Among the study’s most interesting findings are how each
country’s HIV burden correlates with the reduction in DALYs lost to HIV since
AIDS deaths were at their peak. This peak may have happened anywhere between
1996, when antiretroviral therapy (ART) started becoming available in developed
countries, to last year.
Countries that have made large inroads into their AIDS burden
fall into two types: they are either high-income countries that controlled
their HIV burden early, or low-income countries with good ART programmes instituted more
recently. There are eight countries
where DALYs lost due to HIV have fallen by more than 80% from their peak, and they
are a mixed bag: Spain, France, Netherlands, New Zealand and Japan on the one
hand, and on the other hand Rwanda, Haiti and, top of the league with an 86.2%
reduction in DALYs lost to HIV, Cambodia.
The United Kingdom only does relatively well in this respect,
with a 63.5% fall in DALYs lost to HIV, not as large, for example, as the 75%
seen in the USA, Germany and Botswana. Other contrasting pairs include Ethiopia,
with a 68% fall in DALYs, compared with the countries on either side, Sudan and
Somalia, which have seen no fall.
The countries with the biggest number of HIV-related DALYs
lost also form a contrasting pair. In South Africa, with 11 billion DALYs lost
to HIV in 2010 (500 times as many as the UK), DALYs lost have fallen by 33%, which
is creditable given the daunting epidemic the country faces. In India they have
only fallen by 8.6%.
Next door to Cambodia is an example of a country where DALYs
lost to HIV have yet to fall – Vietnam, where HIV is the sixth most significant
cause of death and disability. Vietnam may be an example of a country where HIV
arrived quite late and is only now going through its phase of expansion: other
examples include the Philippines, Afghanistan, China and Pakistan. Most of
these countries are currently seeing rapid HIV prevalence increases in gay
men/MSM (men who have sex with men) or in people who inject drugs.
There are, however, a handful of countries where there has been
a significant HIV presence for some time but which have not succeeded in
bringing down AIDS deaths and HIV disability. As noted above, these include the
DRC, with a 2.7% fall in DALYs, Ukraine, with a 2% fall, Russia, with an 0.5%
fall and Indonesia, with no fall at all.
No doubt countries’ failure to address their HIV epidemics
have many reasons but two factors stand out: HIV treatment unsurprisingly lags
behind in countries recently torn apart by war (Sierra Leone and Liberia are
other examples), and also in countries where treatment does not get to high-prevalence
but highly stigmatised populations.
Gross economic inequality and corruption
may be a factor, too: HIV death and disability has fallen disproportionately little
in the oil-rich but extremely unequal states of Angola and Equatorial Guinea,
and the latter is the only country in the world where HIV is the number one
cause of death and disability but which has seen no fall in DALYs lost to HIV.

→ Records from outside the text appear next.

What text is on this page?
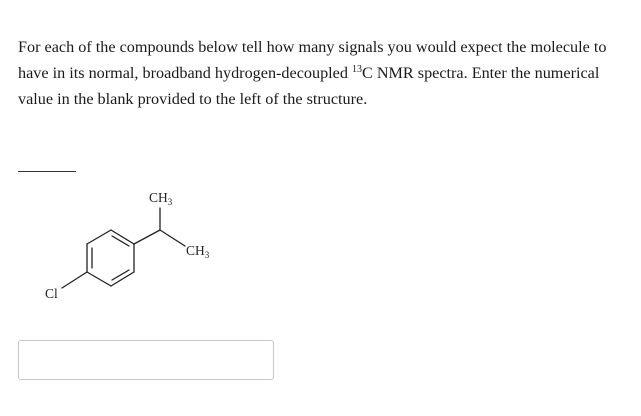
For each of the compounds below tell how many signals you would expect the molecule to have in its normal, broadband hydrogen-decoupled $^{13}$C NMR spectra. Enter the numerical value in the blank provided to the left of the structure.

$CH_3$
$CH_3$
Cl
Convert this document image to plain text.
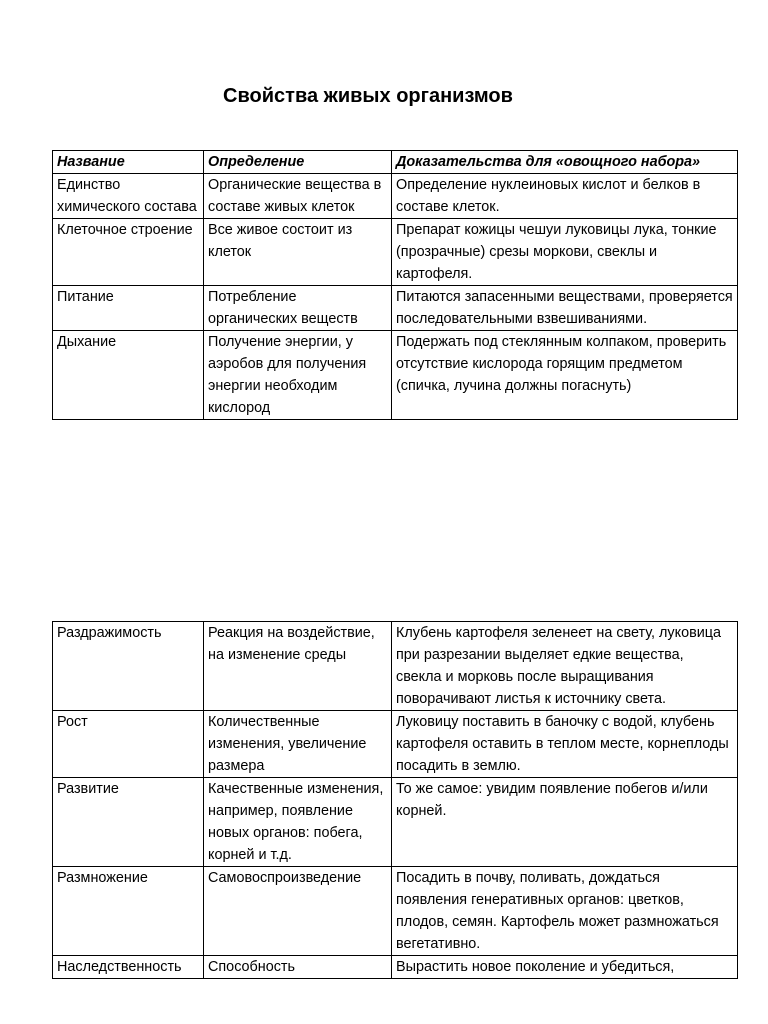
Свойства живых организмов
Название	Определение	Доказательства для «овощного набора»
Единство химического состава	Органические вещества в составе живых клеток	Определение нуклеиновых кислот и белков в составе клеток.
Клеточное строение	Все живое состоит из клеток	Препарат кожицы чешуи луковицы лука, тонкие (прозрачные) срезы моркови, свеклы и картофеля.
Питание	Потребление органических веществ	Питаются запасенными веществами, проверяется последовательными взвешиваниями.
Дыхание	Получение энергии, у аэробов для получения энергии необходим кислород	Подержать под стеклянным колпаком, проверить отсутствие кислорода горящим предметом (спичка, лучина должны погаснуть)
Раздражимость	Реакция на воздействие, на изменение среды	Клубень картофеля зеленеет на свету, луковица при разрезании выделяет едкие вещества, свекла и морковь после выращивания поворачивают листья к источнику света.
Рост	Количественные изменения, увеличение размера	Луковицу поставить в баночку с водой, клубень картофеля оставить в теплом месте, корнеплоды посадить в землю.
Развитие	Качественные изменения, например, появление новых органов: побега, корней и т.д.	То же самое: увидим появление побегов и/или корней.
Размножение	Самовоспроизведение	Посадить в почву, поливать, дождаться появления генеративных органов: цветков, плодов, семян. Картофель может размножаться вегетативно.
Наследственность	Способность	Вырастить новое поколение и убедиться,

In Europe, economic decline may be a factor, with Portugal and Greece only
seeing relatively poor 29 and 33% declines in DALYs lost, compared to at least
twice that in their EU neighbours.
There is much good news in the report, however. One example is
Papua New Guinea, which a few years ago
was seeing such alarming rises in HIV prevalence it was being talked about as
the possible site of the first hyperepidemic of HIV outside Africa. In the last
few years, however, it has seen a 51% fall in HIV-related death and disability.
The world clearly has a long way to go before HIV is
extirpated. This report, however, offers clues, in the often unexpected contrasts
in success in fighting HIV between closely neighbouring countries, as to what
may hinder, and help, the fight against the virus.